New Year’s Resolution : No Fowl play with labelling in 2013
One of the things we come across often in our practice is overly creative positioning of a medical product. In a wish to minimise (or even avoid) a regulatory burden, the client wants to label a product as something it clearly is not. Examples include IVDs marked as “Research Use Only” in an attempt to completely avoid requirements for product registration, while at the same time including detailed clinical use instructions on the product brochure. A contemporary example of such wishful thinking is the plethora of tablet and phone apps which provide ability to view and make measurements of diagnostic images, but labelled with a screen banner saying “Not for Diagnostic Use”.
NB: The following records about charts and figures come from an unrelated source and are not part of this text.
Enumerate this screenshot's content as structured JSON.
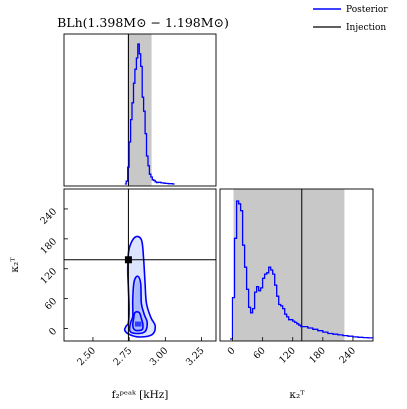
{
  "colors": {
    "posterior": "#0000ff",
    "injection": "#000000",
    "credible_band": "#c8c8c8",
    "contour_fill_outer": "#dde4ff",
    "contour_fill_mid": "#a8b8ff",
    "contour_fill_inner": "#2d3cff"
  },
  "legend": {
    "placement": "top-right",
    "entries": [
      {
        "label": "Posterior",
        "color": "#0000ff"
      },
      {
        "label": "Injection",
        "color": "#000000"
      }
    ]
  },
  "chart_data": [
    {
      "panel": "fpeak-marginal",
      "type": "line",
      "title": "BLh(1.398M⊙ − 1.198M⊙)",
      "xlim": [
        2.3,
        3.35
      ],
      "injection_x": 2.745,
      "credible_band": [
        2.74,
        2.905
      ],
      "series": [
        {
          "name": "Posterior",
          "x": [
            2.72,
            2.73,
            2.74,
            2.75,
            2.76,
            2.77,
            2.78,
            2.79,
            2.8,
            2.81,
            2.82,
            2.83,
            2.84,
            2.85,
            2.86,
            2.87,
            2.88,
            2.89,
            2.9,
            2.91,
            2.92,
            2.93,
            2.94,
            2.95,
            2.97,
            2.99,
            3.0,
            3.02,
            3.05
          ],
          "y": [
            0.0,
            0.02,
            0.12,
            0.3,
            0.46,
            0.58,
            0.72,
            0.82,
            0.9,
            1.0,
            0.93,
            0.84,
            0.62,
            0.52,
            0.36,
            0.2,
            0.13,
            0.07,
            0.05,
            0.03,
            0.025,
            0.015,
            0.01,
            0.012,
            0.008,
            0.006,
            0.004,
            0.002,
            0.0
          ]
        }
      ]
    },
    {
      "panel": "joint-contour",
      "type": "contour",
      "xlabel": "f₂ᵖᵉᵃᵏ [kHz]",
      "ylabel": "κ₂ᵀ",
      "xlim": [
        2.3,
        3.35
      ],
      "ylim": [
        -25,
        280
      ],
      "xticks": [
        2.5,
        2.75,
        3.0,
        3.25
      ],
      "xtick_labels": [
        "2.50",
        "2.75",
        "3.00",
        "3.25"
      ],
      "yticks": [
        0,
        60,
        120,
        180,
        240
      ],
      "ytick_labels": [
        "0",
        "60",
        "120",
        "180",
        "240"
      ],
      "injection": {
        "x": 2.745,
        "y": 138
      },
      "contours": [
        {
          "level": "outer",
          "points": [
            [
              2.745,
              12
            ],
            [
              2.75,
              40
            ],
            [
              2.745,
              80
            ],
            [
              2.74,
              120
            ],
            [
              2.75,
              160
            ],
            [
              2.79,
              183
            ],
            [
              2.835,
              178
            ],
            [
              2.85,
              140
            ],
            [
              2.86,
              90
            ],
            [
              2.87,
              50
            ],
            [
              2.9,
              22
            ],
            [
              2.93,
              5
            ],
            [
              2.91,
              -12
            ],
            [
              2.83,
              -17
            ],
            [
              2.76,
              -13
            ],
            [
              2.72,
              -4
            ],
            [
              2.73,
              5
            ]
          ]
        },
        {
          "level": "middle",
          "points": [
            [
              2.775,
              25
            ],
            [
              2.775,
              60
            ],
            [
              2.785,
              95
            ],
            [
              2.81,
              105
            ],
            [
              2.83,
              90
            ],
            [
              2.835,
              50
            ],
            [
              2.855,
              28
            ],
            [
              2.875,
              12
            ],
            [
              2.86,
              -6
            ],
            [
              2.8,
              -10
            ],
            [
              2.755,
              -5
            ],
            [
              2.76,
              12
            ]
          ]
        },
        {
          "level": "inner",
          "points": [
            [
              2.78,
              18
            ],
            [
              2.79,
              32
            ],
            [
              2.82,
              32
            ],
            [
              2.835,
              20
            ],
            [
              2.845,
              8
            ],
            [
              2.84,
              -2
            ],
            [
              2.8,
              -4
            ],
            [
              2.78,
              0
            ],
            [
              2.775,
              8
            ]
          ]
        }
      ],
      "fills": [
        {
          "level": "mid-fill",
          "points": [
            [
              2.79,
              40
            ],
            [
              2.79,
              70
            ],
            [
              2.8,
              92
            ],
            [
              2.82,
              90
            ],
            [
              2.83,
              60
            ],
            [
              2.825,
              38
            ],
            [
              2.81,
              32
            ]
          ]
        },
        {
          "level": "core-fill",
          "points": [
            [
              2.79,
              4
            ],
            [
              2.79,
              14
            ],
            [
              2.835,
              14
            ],
            [
              2.835,
              4
            ]
          ]
        }
      ]
    },
    {
      "panel": "kappa-marginal",
      "type": "line",
      "xlabel": "κ₂ᵀ",
      "xlim": [
        -25,
        280
      ],
      "xticks": [
        0,
        60,
        120,
        180,
        240
      ],
      "xtick_labels": [
        "0",
        "60",
        "120",
        "180",
        "240"
      ],
      "injection_x": 138,
      "credible_band": [
        2,
        223
      ],
      "series": [
        {
          "name": "Posterior",
          "x": [
            -5,
            0,
            4,
            8,
            12,
            16,
            20,
            24,
            28,
            32,
            36,
            40,
            44,
            48,
            52,
            56,
            60,
            64,
            68,
            72,
            76,
            80,
            84,
            88,
            92,
            96,
            100,
            104,
            108,
            112,
            116,
            120,
            124,
            128,
            132,
            136,
            140,
            150,
            160,
            170,
            180,
            190,
            200,
            210,
            220,
            230,
            240,
            250,
            260,
            270,
            280
          ],
          "y": [
            0.0,
            0.3,
            0.73,
            1.0,
            0.98,
            0.93,
            0.68,
            0.52,
            0.36,
            0.23,
            0.19,
            0.22,
            0.34,
            0.38,
            0.35,
            0.37,
            0.44,
            0.47,
            0.48,
            0.52,
            0.5,
            0.47,
            0.39,
            0.31,
            0.25,
            0.24,
            0.22,
            0.18,
            0.16,
            0.14,
            0.14,
            0.13,
            0.12,
            0.11,
            0.1,
            0.09,
            0.09,
            0.08,
            0.07,
            0.06,
            0.05,
            0.04,
            0.035,
            0.03,
            0.025,
            0.02,
            0.015,
            0.012,
            0.01,
            0.008,
            0.005
          ]
        }
      ]
    }
  ]
}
The problem is that the definition of a medical device in most jurisdictions includes both things that are marketed for therapeutic or diagnostic purposes and also items that appear or could be taken to be for medical use. For example s41BD of the Australian Therapeutic Goods Act states that the purpose of a medical device is to be ascertained according to the labelling – including very broadly:
“…(a) the labelling on the main equipment;
(b) the instructions for using the main equipment;
(c) any advertising material relating to the main equipment;
(d) technical documentation describing the mechanism of action “
In other words: the totality of presentation is what matters, so a disclaimer really doesn’t carry much weight. We call it the “Quacks like a duck” argument. If it looks, walks and quacks like a duck – then it’s a duck, no matter what else you claim it to be. Such marketing practices don’t go unnoticed for long – usually only as long as it takes for your competitor to tip off the regulator, and then the evidence is there in black and white on the label – of deliberately marketing a therapeutic product disguised (“misbranded”) as something else and that’s a crime in most jurisdictions.
So… as your thoughts turn to the Christmas feast, remember… don’t be a goose, if it quacks like a duck, you can’t pretend it’s a turkey.